With this example data, I would expect the result to be analogous to

ditribution = [1, 2, 4, 6]

since I have > 3 items in ranges 0-9, 10-19, 30-39 and 50-59. Using that result I could generate an image that has the sections segmented out (darker color) that exist in my final distribution. An example of the type of image I am trying to create can be seen below and would have been generated with far more data. Ignore the blue line for now.

I know how to do this the brute force way of iterating over every item in the list and doing my calculation like that. But, my data set may have hundreds of thousands, or even millions of numbers. My range (10) and my required number of items (3) will likely be much larger in a real world example.

distribution image

Thanks for any help.


Solution

  • If data is always sorted, a compact approach might be:

    import itertools as it
    
    d = [k+1 for k, L in
             ((k, len(list(g))) for k, g in it.groupby(data,key=lambda x:x//10))
         if L>=3]
    

    If data isn't sorted, or if you don't know, use sorted(data) as the first argument to itertools.groupby, instead of just data.

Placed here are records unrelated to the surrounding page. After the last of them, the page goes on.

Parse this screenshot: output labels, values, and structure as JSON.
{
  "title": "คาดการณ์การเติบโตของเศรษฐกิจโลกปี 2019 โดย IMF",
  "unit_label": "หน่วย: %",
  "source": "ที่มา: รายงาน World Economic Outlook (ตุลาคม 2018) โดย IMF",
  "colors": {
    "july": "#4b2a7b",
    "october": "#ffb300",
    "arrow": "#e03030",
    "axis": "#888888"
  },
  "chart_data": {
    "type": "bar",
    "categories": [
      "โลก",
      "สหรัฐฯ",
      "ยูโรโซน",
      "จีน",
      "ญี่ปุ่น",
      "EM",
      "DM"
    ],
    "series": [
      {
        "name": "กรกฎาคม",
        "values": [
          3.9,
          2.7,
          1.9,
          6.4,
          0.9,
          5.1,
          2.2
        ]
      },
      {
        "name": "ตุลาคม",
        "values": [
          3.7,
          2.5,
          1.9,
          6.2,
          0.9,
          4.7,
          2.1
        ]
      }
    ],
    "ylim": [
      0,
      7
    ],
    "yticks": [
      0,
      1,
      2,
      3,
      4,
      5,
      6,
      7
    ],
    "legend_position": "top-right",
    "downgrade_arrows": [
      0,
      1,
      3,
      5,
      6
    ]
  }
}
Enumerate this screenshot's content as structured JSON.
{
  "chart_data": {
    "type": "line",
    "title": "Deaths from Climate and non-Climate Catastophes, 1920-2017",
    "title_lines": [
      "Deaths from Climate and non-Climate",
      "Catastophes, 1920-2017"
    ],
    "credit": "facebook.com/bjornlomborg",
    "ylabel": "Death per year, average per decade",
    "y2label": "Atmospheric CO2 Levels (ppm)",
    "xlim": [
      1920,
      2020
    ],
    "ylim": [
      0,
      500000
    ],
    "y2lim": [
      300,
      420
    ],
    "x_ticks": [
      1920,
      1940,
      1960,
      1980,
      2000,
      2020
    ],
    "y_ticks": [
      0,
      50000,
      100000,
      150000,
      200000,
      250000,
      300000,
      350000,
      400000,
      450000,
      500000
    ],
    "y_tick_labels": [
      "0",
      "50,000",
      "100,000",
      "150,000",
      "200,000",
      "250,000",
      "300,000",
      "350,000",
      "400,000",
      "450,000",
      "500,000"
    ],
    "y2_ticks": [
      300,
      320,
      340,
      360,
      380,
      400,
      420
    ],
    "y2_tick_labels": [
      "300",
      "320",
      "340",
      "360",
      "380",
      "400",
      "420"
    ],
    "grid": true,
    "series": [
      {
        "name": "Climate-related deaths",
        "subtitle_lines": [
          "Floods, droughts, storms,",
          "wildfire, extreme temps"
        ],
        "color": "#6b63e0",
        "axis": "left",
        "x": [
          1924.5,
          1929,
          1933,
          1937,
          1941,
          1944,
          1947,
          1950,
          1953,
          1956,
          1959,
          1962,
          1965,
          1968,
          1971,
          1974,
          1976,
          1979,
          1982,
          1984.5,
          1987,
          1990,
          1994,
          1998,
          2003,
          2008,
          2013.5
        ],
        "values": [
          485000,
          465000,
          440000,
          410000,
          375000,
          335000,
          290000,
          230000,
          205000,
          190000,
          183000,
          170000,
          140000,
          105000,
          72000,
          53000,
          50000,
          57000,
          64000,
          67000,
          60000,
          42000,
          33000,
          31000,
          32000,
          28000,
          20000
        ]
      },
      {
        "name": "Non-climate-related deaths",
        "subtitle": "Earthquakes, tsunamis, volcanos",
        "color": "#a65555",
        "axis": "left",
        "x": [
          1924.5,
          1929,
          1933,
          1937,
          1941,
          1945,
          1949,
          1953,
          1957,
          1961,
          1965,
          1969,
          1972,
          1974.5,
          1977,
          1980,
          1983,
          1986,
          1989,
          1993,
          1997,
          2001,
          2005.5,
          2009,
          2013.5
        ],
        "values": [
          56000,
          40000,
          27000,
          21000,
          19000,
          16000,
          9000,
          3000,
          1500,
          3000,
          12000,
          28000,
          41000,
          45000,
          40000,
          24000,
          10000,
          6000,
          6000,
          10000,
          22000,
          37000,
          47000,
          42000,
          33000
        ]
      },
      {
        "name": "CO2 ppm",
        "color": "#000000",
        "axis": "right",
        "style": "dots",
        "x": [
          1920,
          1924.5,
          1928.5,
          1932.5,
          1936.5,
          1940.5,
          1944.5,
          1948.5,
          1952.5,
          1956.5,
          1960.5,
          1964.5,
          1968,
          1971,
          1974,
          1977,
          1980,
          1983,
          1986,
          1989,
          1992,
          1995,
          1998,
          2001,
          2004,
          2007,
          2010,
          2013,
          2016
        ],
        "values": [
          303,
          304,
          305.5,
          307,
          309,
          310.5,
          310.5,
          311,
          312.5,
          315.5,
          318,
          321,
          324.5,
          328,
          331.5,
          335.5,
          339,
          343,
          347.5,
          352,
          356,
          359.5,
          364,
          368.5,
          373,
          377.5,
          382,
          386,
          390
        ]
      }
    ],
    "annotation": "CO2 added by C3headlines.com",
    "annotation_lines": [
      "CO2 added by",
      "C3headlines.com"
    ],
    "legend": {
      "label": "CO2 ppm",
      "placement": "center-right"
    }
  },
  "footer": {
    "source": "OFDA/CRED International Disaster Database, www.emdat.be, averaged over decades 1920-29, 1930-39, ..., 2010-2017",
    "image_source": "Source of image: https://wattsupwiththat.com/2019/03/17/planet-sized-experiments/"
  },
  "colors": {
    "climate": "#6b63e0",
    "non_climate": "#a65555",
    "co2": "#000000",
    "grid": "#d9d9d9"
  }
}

    If you prefer a less dense/compact approach, you can of course expand this, e.g. to:

    def divby10(x): return x//10
    
    distribution = []
    for k, g in it.groupby(data, key=divby10):
        L = len(list(g))
        if L < 3: continue
        distribution.append(k+1)
    

    In either case, the mechanism is that groupby first applies the callable passed as key= to each item in the iterable passed as its first argument, to obtain each item's"key"; for each consecutive group of items which have the same "key", groupby yields a tuple with two items: the value of the key, and an iterable over all items in said group.

    Here, the key is obtained by dividing an item by 10 (with truncation); len(list(g)) is the number of consecutive items with that "key". Since the items must be consecutive, you need the data to be sorted (and, it's simpler to just sort it, than sort it "by value divided by 10 with truncation";-).